Le dilemme de l’étiquette
C’est officiel, des gens vont acheter mes kimonos dans des magasins. En janvier 2018, les premières commandes arrivent. Il va falloir que j’ajoute des étiquettes. Comment les choisir ? Chez qui les produire ? Comment les dessiner ? Un tas de questions (ce ne sera que le début) que je me pose en allant à Première Vision*, le salon des tissus.
Jusqu’alors, un petit bout de papier suffisait. 100% soie - imprimé en Italie et confectionné à Paris. Lavage à sec recommandé. Basta. Demain, mes kimonos seront vendus dans des boutiques, je ne serai plus là pour les accompagner jusqu'à la cliente, une étiquette de composition doit prendre le relais.
De bon matin, je rencontre plusieurs fournisseurs. Les étiquettes, c’est leur boulot, ils font exclusivement du packaging, voire des étiquettes. Ils sont souvent italiens, on se comprend bien.
Ma checklist :
Une belle étiquette
Qui ne gratte pas
Qui aille avec tous mes kimonos
Qui ne soit pas trop chère
Avec des minima assez bas pour me permettre de me tromper, de recommencer, sans en gâcher 1 000 exemplaires.
Je crois que j’ai en tête une étiquette comme celles qu’on trouve sur le vintage :
La beauté de ces étiquettes <3
“Une étiquette tissée, c'est 1 000 pièces minimum”
Je vais vite déchanter.
Problème #1, les quantités minimum. Une étiquette tissée, c’est 1 000 pièces minimum. L’unité n’est pas chère, bien sûr, et il y a un bon à tisser à valider avant la production, mais c’est ma première étiquette et je peux me tromper, et ne m’en rendre compte qu'à l’usage.
Problème #2, les couleurs. Plus il y en aura, plus la facture grimpera. Je ferai donc une seule couleur, mais laquelle ? Du blanc sur noir basique, chic, timeless ? J’ai tant de couleurs sur les kimonos que, oui, il faudra que ça aille avec tout, donc oui...
... mais bof.
Quel format ? J’ai pas mal de trucs à écrire. Les kimonos se portent aussi ouvert, où la coudre sans qu’elle ne gêne ?

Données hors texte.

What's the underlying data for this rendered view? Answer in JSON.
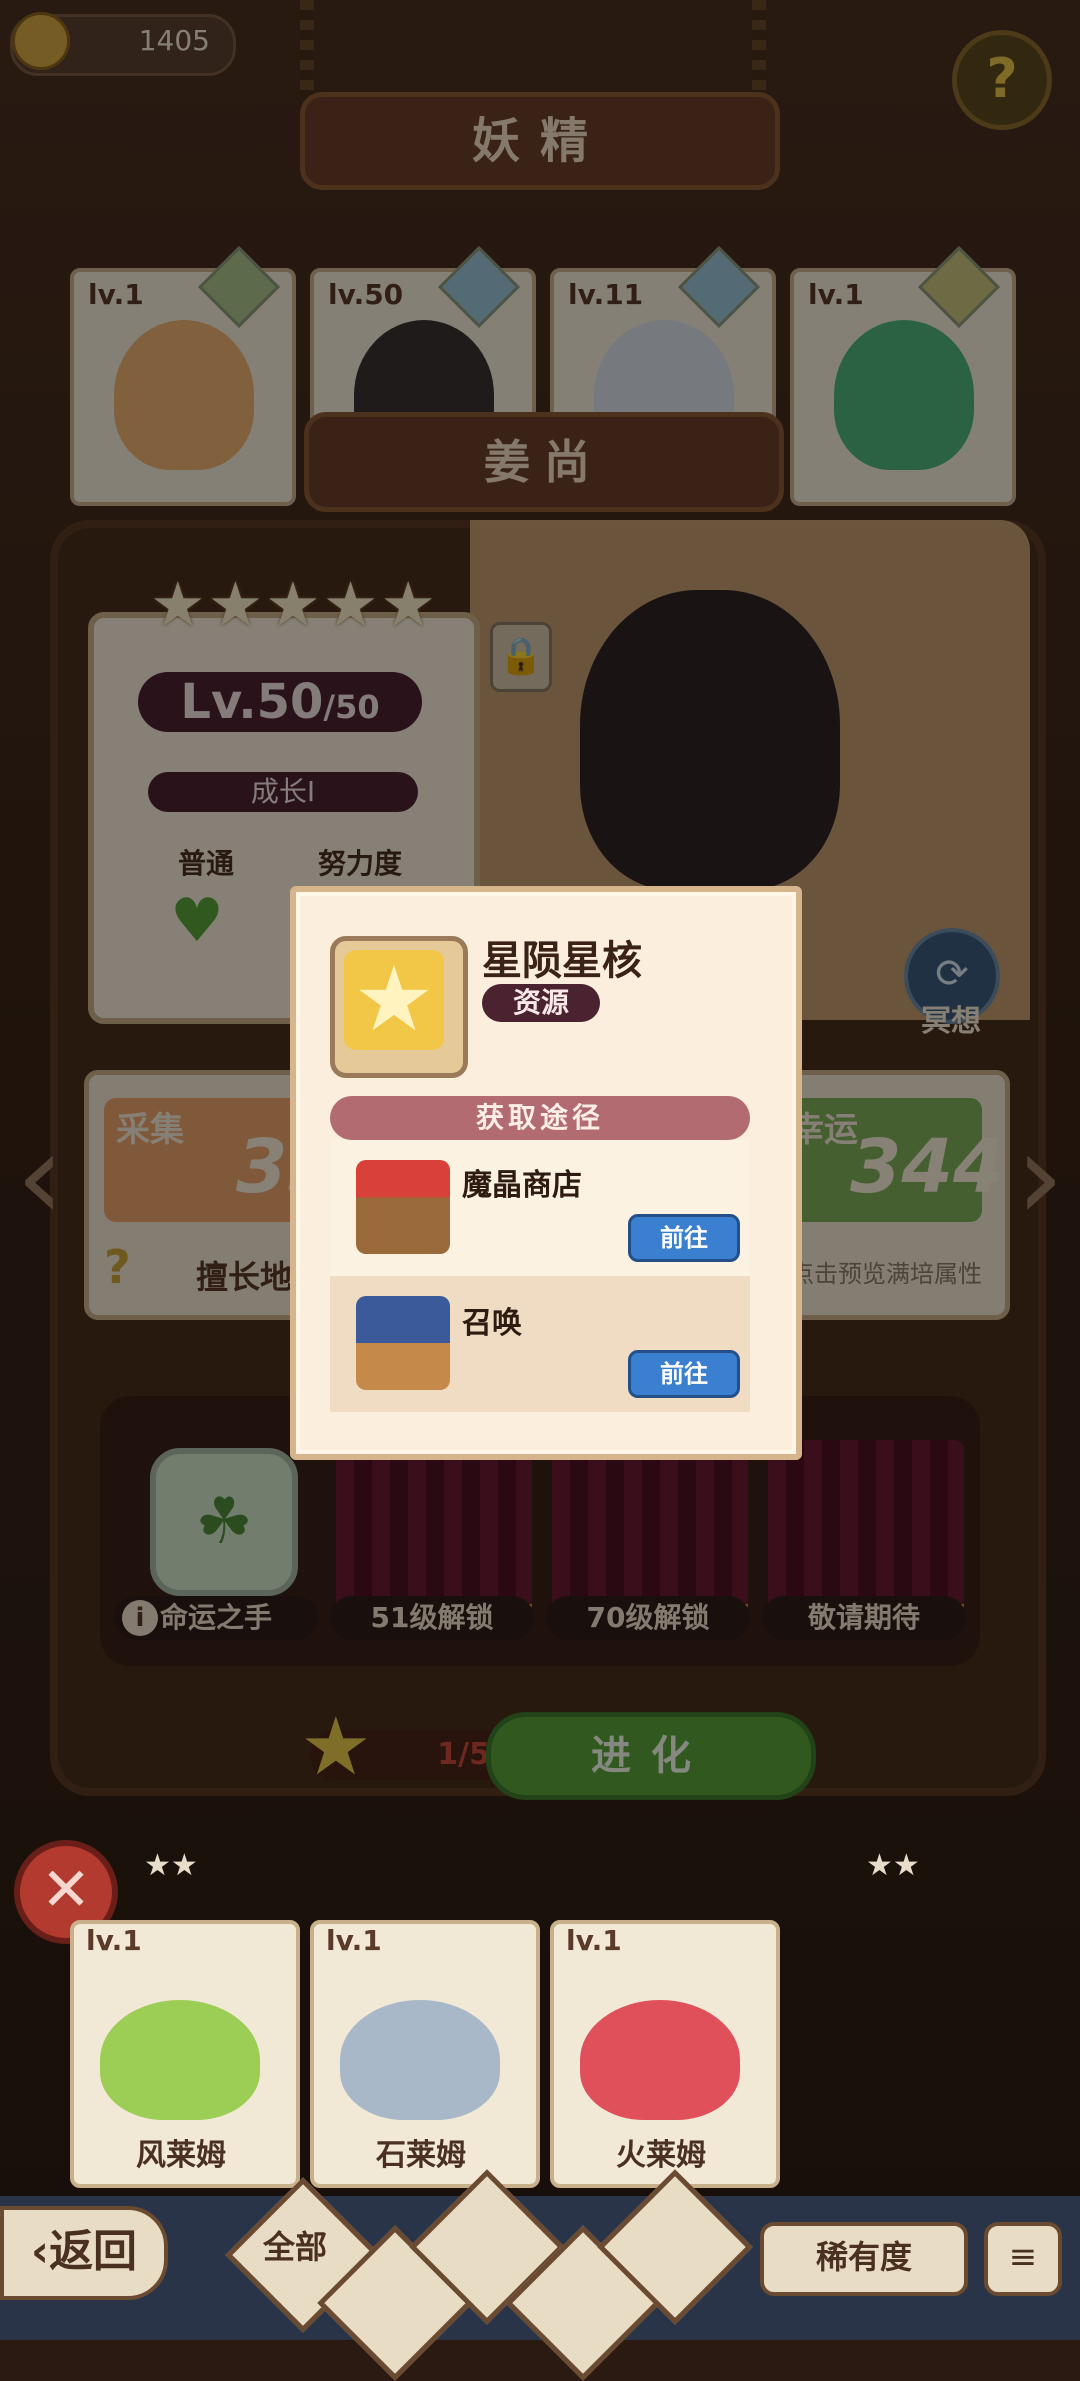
{
  "top_bar": {
    "coins": "1405",
    "help_icon": "question-icon"
  },
  "header": {
    "title": "妖精",
    "character_name": "姜尚"
  },
  "top_cards": [
    {
      "level": "lv.1",
      "color": "#e9b070"
    },
    {
      "level": "lv.50",
      "color": "#3a3230"
    },
    {
      "level": "lv.11",
      "color": "#d8dde6"
    },
    {
      "level": "lv.1",
      "color": "#4fb37a"
    }
  ],
  "info": {
    "stars": "★★★★★",
    "level": "Lv.50",
    "level_max": "/50",
    "growth": "成长I",
    "type_label": "普通",
    "effort_label": "努力度"
  },
  "meditate": {
    "label": "冥想"
  },
  "stats": {
    "left_title": "采集",
    "left_value": "35",
    "left_sub": "擅长地",
    "right_title": "幸运",
    "right_value": "344",
    "right_sub": "点击预览满培属性"
  },
  "skills": [
    {
      "label": "命运之手"
    },
    {
      "label": "51级解锁"
    },
    {
      "label": "70级解锁"
    },
    {
      "label": "敬请期待"
    }
  ],
  "evolve": {
    "progress": "1/5",
    "button": "进化"
  },
  "pets": [
    {
      "level": "lv.1",
      "name": "风莱姆",
      "color": "#9ccd55"
    },
    {
      "level": "lv.1",
      "name": "石莱姆",
      "color": "#a8b8c8"
    },
    {
      "level": "lv.1",
      "name": "火莱姆",
      "color": "#e0505a"
    }
  ],
  "pet_stars": {
    "left": "★★",
    "right": "★★"
  },
  "bottom": {
    "back": "返回",
    "all": "全部",
    "rarity": "稀有度"
  },
  "popup": {
    "item_name": "星陨星核",
    "item_type": "资源",
    "path_title": "获取途径",
    "sources": [
      {
        "name": "魔晶商店",
        "button": "前往"
      },
      {
        "name": "召唤",
        "button": "前往"
      }
    ]
  }
}
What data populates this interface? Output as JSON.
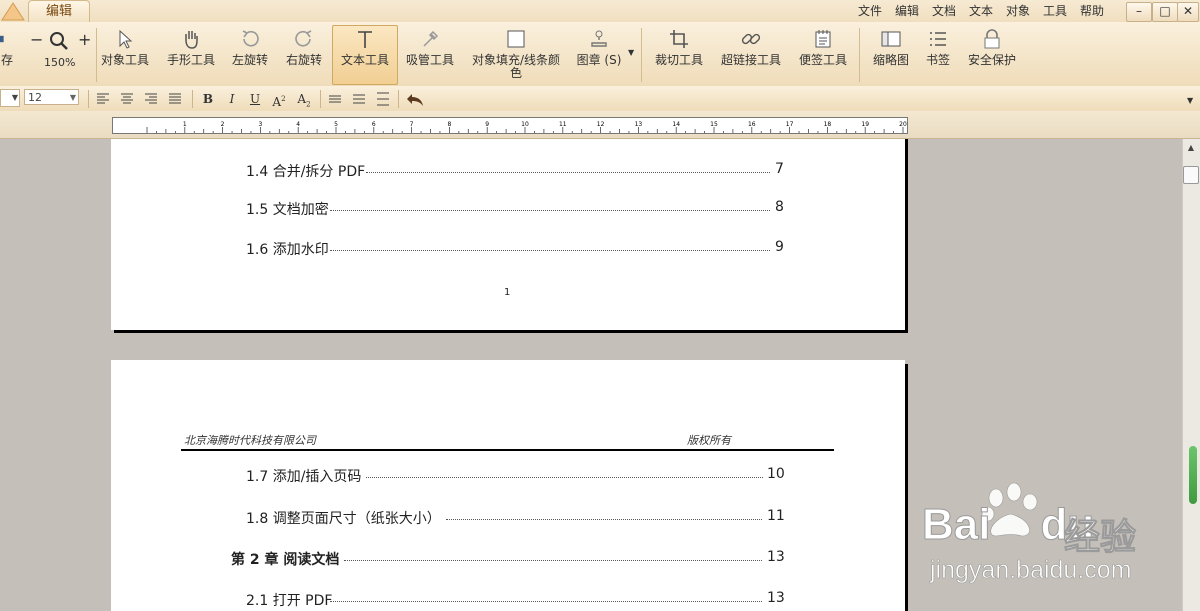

J’ai aussi un problème #3 FON-DA-MEN-TAL : ces sublimes étiquettes sont en polyester. Je me casse les pieds à faire des kimonos en crêpe de Chine, un tissu imprimé en Italie qui me coûte un bras, et je vais écrire “100% soie” sur une étiquette en polyester ? LOL.
Je suis snob, j’assume.
“En sérigraphie, même problème de minimum et de couleurs”
Je me retranche sur de l’étiquette imprimée. Je suis une pro des imprimés ou je ne suis pas une pro des imprimés ? En sérigraphie, même problème de minimum, et de couleurs. En digital ? Je suis une pro de l’impression digitale ou je ne suis pas une pro de l’impression digitale ? Je ne trouve que des étiquettes de cowboys. Des gros trucs en coton écru. Et pour des raisons que je ne m’explique pas, il ne sera possible d’imprimer qu’une seule couleur, avec, toujours, des minima hallucinants.
Je suis désespérée. J’avoue même qu’à un moment, j’ai pensé à une étiquette moche que les gens découperaient dès qu’ils achèteraient le kimono (un peu comme les étiquettes Zara qui font 3 kilomètres, mais pas en plastique tout de même).
J'ai déjà du tissu imprimé et il est inexploité !
Et puis… Et puis, en parlant avec mon amie Charlotte (elle aussi dans cette situation, mais avec plus de tissus différents, donc plus d’étiquettes, bla bla), je me dis que j’ai déjà tout ce qu’il me faut ! J’ai déjà du tissu imprimé avec le même motif que chacun des kimonos, et il est complètement inexploité.
J’en parle tout de suite à mes imprimeurs qui sont eux aussi sur le salon, je leur envoie rapidement un fichier avec toutes mes étiquettes, ils impriment, je teste, je plie et je couds. Et j’adore.
Je passe d’un truc que je détestais a priori (des étiquettes qui grattent) à un détail que je trouve aujourd’hui essentiel dans la conception de mes kimonos. Et qui ne me coûte que le temps de les découper et de les plier.
Happy end !
*Première Vision : Le salon pro des tissus et accessoires pour “fabriquer” la mode, qui a lieu 2 fois par an à Villepinte, l’occasion de trouver de nouveaux fournisseurs pour tous les designers.